- Type: Formation
- Unit of: none
- Sub-units: Lower and Upper Hartshorne coal beds, and the McAlester coal bed
- Underlies: Savanna Formation
- Overlies: Hartshorne Sandstone
- Thickness: 500 to 2,300 feet

Lithology
- Primary: Shale

Location
- Region: Arkansas, Oklahoma
- Country: United States

Type section
- Named by: J.A. Taff

= McAlester Formation =

Geologic formation in Arkansas and Oklahoma, United States

The McAlester Formation is a Pennsylvanian geologic formation in the Ouachita Mountains of Arkansas and Oklahoma.
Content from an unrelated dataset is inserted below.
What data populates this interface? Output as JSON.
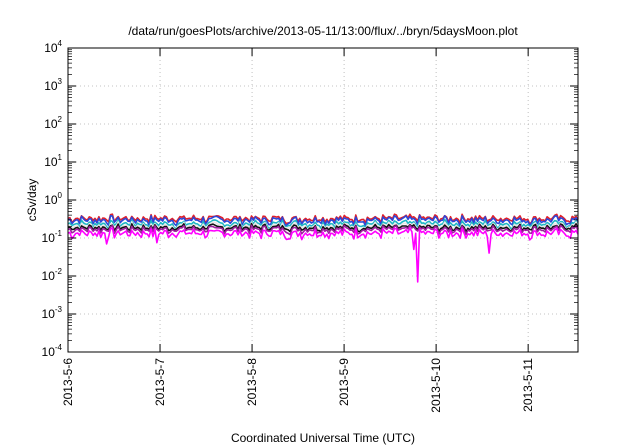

Early descriptions of this unit considered it to be part of the Coal Measures, part of the Upper or Western Coal Bearing Division, the Spadra Stage and part of the Sebastian Stage, and part of the Cavaniol Group. In 1899, J.A. Taff introduced the McAlester Formation name in his study of the Ouachita Mountains of Oklahoma. The name was introduced into Arkansas in 1907 as the McAlester Group, where it consisted of the formations known as the Spadra Shale, the Fort Smith Formation, and the Paris Shale. These formations was redefined and replaced in 1960, when the McAlester Shale replaced the Spadra Shale and the lower Fort Smith Formation. The McAlester Formation is informally recognized with three sub-units in Arkansas: the Lower and Upper Hartshorne coal beds, and the McAlester coal bed. Taff assigned the type locality near the town of McAlester in Pittsburg County, Oklahoma, however he did not state whether the town is the origin of the name. Taff did not designate a stratotype and, as of 2017, a reference section for the McAlester Formation has not been designated.